Moves in an L-shape: two squares in one direction, one perpendicular. Jumps over pieces — but not walls.

Queen

Combines rook and bishop movement. The most powerful piece — and on a cube, that's saying something.

King

Moves one square in any direction. Cannot move into check. Kingside castling only — conditions as in standard chess.

Playing Online

Sign in with your Google account to access the full online experience — your games are saved, puzzles tracked, and your username visible to other players.

The Lobby

The lobby shows all players currently online. Filter by time control — Untimed, Bullet (5 min), Blitz (8 min), Rapid (12 min), Classical (18 min), or Extended (45 min) — then click a player's name to send a challenge. They'll see an incoming challenge popup and can accept or decline.

Private Rooms

Want to play with a specific friend? Create a private room — you'll get a room ID. Share that ID with your friend (via message, Discord, wherever), they paste it in and join. No matchmaking, no strangers — just the two of you.

Freestyle & Custom Setup

Freestyle

Freestyle randomises the back-rank piece order for both sides — a CubeChess take on the classic Fischer Random / Chess 960 format. Every game starts from a different configuration, eliminating memorised openings and putting the focus entirely on over-the-board thinking.

Custom Setup

Place pieces exactly where you want them before the game begins. Use the board editor to drag pieces onto any square, remove pieces with the eraser, and save the position as your starting point. This is also how you set up positions for puzzle creation.

Customizing the UI

CubeChess is designed to look the way you want it to.

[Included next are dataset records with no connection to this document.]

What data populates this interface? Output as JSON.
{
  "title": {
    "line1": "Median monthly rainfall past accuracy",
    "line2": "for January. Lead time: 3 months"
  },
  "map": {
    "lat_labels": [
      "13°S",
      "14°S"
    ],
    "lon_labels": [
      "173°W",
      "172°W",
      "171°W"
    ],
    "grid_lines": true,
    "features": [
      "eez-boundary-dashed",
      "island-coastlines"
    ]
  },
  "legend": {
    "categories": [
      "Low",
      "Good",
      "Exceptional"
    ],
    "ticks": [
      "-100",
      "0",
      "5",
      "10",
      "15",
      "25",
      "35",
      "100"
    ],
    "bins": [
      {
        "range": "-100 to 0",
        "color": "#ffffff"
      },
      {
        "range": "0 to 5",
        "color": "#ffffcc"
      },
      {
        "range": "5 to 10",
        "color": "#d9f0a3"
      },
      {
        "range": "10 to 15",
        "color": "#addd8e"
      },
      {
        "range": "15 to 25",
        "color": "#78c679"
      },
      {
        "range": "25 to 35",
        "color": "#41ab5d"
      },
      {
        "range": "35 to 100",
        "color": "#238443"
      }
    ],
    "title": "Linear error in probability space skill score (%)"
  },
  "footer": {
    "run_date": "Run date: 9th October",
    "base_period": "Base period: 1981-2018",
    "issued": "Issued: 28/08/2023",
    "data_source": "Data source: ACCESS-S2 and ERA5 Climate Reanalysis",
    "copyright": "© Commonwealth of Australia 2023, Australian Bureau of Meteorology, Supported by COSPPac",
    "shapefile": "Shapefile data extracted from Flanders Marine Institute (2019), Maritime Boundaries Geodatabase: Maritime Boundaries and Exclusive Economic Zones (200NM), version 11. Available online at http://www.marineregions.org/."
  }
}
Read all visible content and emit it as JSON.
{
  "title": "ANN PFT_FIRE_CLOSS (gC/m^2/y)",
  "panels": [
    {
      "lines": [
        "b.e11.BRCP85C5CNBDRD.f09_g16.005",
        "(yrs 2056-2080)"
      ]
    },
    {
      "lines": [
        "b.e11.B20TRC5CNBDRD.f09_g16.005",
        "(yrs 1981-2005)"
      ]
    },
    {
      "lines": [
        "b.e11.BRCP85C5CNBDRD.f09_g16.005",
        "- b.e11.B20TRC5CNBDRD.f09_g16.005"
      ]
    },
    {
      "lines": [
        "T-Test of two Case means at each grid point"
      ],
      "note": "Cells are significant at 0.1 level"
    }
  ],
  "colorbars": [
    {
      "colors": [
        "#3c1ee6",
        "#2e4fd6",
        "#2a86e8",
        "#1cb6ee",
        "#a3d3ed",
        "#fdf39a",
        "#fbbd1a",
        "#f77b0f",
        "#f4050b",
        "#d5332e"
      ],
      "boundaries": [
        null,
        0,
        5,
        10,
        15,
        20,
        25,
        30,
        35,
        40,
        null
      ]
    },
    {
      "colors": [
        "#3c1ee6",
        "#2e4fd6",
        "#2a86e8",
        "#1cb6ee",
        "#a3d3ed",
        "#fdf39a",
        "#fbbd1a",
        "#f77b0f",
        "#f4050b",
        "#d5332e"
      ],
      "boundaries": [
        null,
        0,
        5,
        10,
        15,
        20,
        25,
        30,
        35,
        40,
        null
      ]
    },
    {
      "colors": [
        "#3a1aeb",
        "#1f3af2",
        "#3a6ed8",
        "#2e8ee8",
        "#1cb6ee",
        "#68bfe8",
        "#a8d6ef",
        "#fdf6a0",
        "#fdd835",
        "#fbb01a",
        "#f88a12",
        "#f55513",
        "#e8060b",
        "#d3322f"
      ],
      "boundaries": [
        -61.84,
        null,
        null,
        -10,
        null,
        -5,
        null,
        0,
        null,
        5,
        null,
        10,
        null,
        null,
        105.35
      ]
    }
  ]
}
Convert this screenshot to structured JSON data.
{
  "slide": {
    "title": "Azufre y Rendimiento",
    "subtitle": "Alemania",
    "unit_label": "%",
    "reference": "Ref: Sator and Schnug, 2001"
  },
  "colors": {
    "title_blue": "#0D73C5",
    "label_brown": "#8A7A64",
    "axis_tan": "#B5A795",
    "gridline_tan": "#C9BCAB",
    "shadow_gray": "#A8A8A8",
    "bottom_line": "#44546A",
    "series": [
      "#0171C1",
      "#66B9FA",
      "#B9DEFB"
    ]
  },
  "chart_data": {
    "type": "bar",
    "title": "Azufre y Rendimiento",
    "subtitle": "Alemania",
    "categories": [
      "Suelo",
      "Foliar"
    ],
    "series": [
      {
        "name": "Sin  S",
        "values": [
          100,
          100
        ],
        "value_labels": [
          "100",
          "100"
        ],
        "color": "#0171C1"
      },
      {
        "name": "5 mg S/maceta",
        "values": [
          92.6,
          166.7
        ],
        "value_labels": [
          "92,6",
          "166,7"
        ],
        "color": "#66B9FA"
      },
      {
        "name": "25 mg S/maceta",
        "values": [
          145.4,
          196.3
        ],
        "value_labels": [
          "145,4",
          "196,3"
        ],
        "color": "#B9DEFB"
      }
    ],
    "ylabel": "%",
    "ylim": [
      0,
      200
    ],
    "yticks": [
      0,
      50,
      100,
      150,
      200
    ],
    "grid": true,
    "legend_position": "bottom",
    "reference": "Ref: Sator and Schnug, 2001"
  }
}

Open Settings from the home screen to personalise your experience — changes apply instantly and are saved automatically.

Game Log

Every move is recorded as you play. The log shows the full move history in notation, lets you step backward and forward through the game, and tracks castling status and piece positions throughout.

Puzzles

Puzzles are one of the best ways to learn CubeChess — they train your eye for the cube's geometry in ways that full games can't. There's a new daily puzzle every day, rated by difficulty and categorised by theme.

Solving Puzzles

Each puzzle presents a position and asks you to find the best move or sequence. Your solve count is tracked — come back daily to keep your streak going.

Creating Puzzles

Found an interesting position? Set up any board position using the Puzzle Maker, define the solution, add a difficulty rating and category, then publish it. Every puzzle gets a persistent link you can share anywhere — Discord, social media, directly to a friend.

Creating good puzzles is a real contribution to the community. If you spot a beautiful position mid-game — save it and turn it into a puzzle.